Mais après la fête vint la mort de Giselle, suite à la déception du mensonge d’Albrecht, et l’acte est fini. L’acte II, nocturne (ou « blanc » à cause des tutus omniprésents), est l’acte des Wilis, spectres des jeunes filles mortes avant leur mariage, qui chassent des hommes dans la forêt et qu’elles font danser jusqu’à leur mort. Valentine Colasante, Première Danseuse, joue Myrta, la Reine des Wilis, et se montre imposante ma non troppo, séduisante avec ses pointes et ses diagonales, et humaine dans ses sauts. Les deux Wilis de Fanny Gorse et Héloïse Bourdon sont fabuleuses, tout comme le Hilarion qu’elles croisent et décident de tourmenter, rôle ingrat en l’occurrence magistralement interprété par le Premier Danseur, Vincent Chaillet. Mais outre le fabuleux Corps de Ballet, paysans, vendangeurs, dames et seigneurs, et spectres, Giselle est avant tout… Giselle.

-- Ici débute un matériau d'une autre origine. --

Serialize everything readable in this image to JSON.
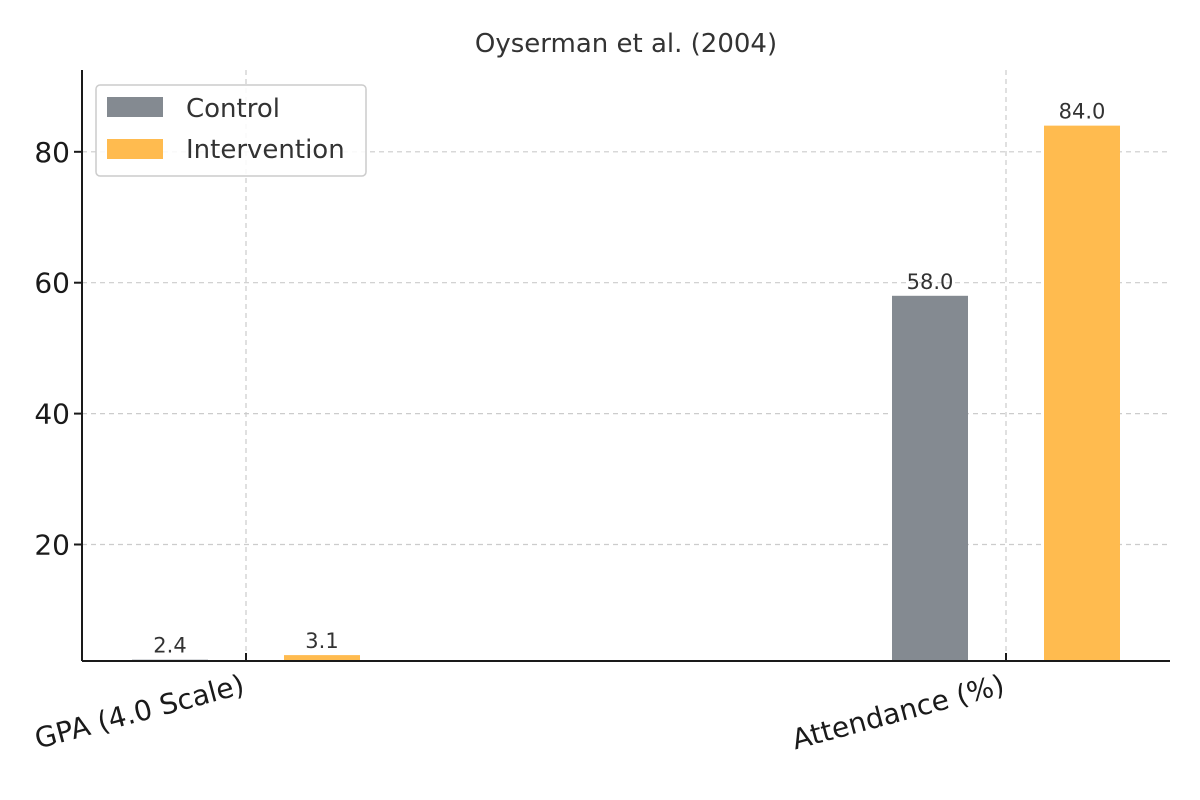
{
  "chart_data": {
    "type": "bar",
    "title": "Oyserman et al. (2004)",
    "categories": [
      "GPA (4.0 Scale)",
      "Attendance (%)"
    ],
    "series": [
      {
        "name": "Control",
        "values": [
          2.4,
          58.0
        ],
        "labels": [
          "2.4",
          "58.0"
        ],
        "color": "#848a91"
      },
      {
        "name": "Intervention",
        "values": [
          3.1,
          84.0
        ],
        "labels": [
          "3.1",
          "84.0"
        ],
        "color": "#ffbb4f"
      }
    ],
    "xlabel": "",
    "ylabel": "",
    "ylim": [
      2.2,
      92.5
    ],
    "yticks": [
      20,
      40,
      60,
      80
    ],
    "ytick_labels": [
      "20",
      "40",
      "60",
      "80"
    ],
    "grid": true,
    "legend_position": "top-left"
  }
}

Albrecht, le Duc qui séduit et baratine Giselle, puis en souffre, n’a pas de meilleur interprète que l’Etoile Mathieu Ganio. LE Prince Romantique de l’Opéra de Paris à notre avis : le danseur campe son rôle avec élégance et gravitas. Outre ses belles lignes et son jeu d’acteur remarquable, il est surtout très agréable à la vue grâce à sa technique qui impressionne à chaque fois. Ses entrechats sont souvent les plus beaux, les plus réussis, souvent irréprochables ; son extension, ses sauts sont imprégnés de l’intensité dramatique qui lui est propre, et frappent toujours par la finesse dans l’exécution. La Giselle de l’Etoile Dorothée Gilbert (qu’on n’attendait pas voir sur scène ce soir), est l’autre superbe partie du couple tragique, et la protagoniste prima ballerina assoluta indéniable après cette représentation ! Elle est toute vivace toute candide au Ier acte, excellente danseuse et actrice, sa descente aux enfers de la folie suite au chagrin amoureux, et sa mort imminente, sont dans sa prestation frappantes par la sincérité. Comment elle passe si facilement du badinage villageois sautillant à la folie meurtrière riche en pathos est tout à fait remarquable. Au IIème acte, elle est la grâce nostalgique, la douleur amoureuse, la ferveur mystique, faite danseuse. La mélancolie l’habite désormais en permanence, mais elle n’est pas plus forte que le souvenir de l’amour inassouvi qui a causé sa mort. Quelle démonstration d’un art subtil de l’arabesque par l’Etoile en vedette ! Quelle profondeur artistique quand elle s’élève sur ses pointes ! L’expression de son élan amoureux quand elle sauve Albrecht à la fin de l’oeuvre est exaltante, comme toute sa performance.

Remarquons également la performance très solide de l’Orchestre des Lauréats du Conservatoires, surtout les vents sublimes, et espérons que les quelques petits décalages, repérés ça et là, entre fosse et plateau soient maîtrisés rapidement par le chef Koen Kessels. A ne pas manquer car Giselle fait un retour d’autant plus réussi qu’il était attendu, au Palais Garnier, avec plusieurs distributions, du 30 mais jusqu’au 14 juin 2016.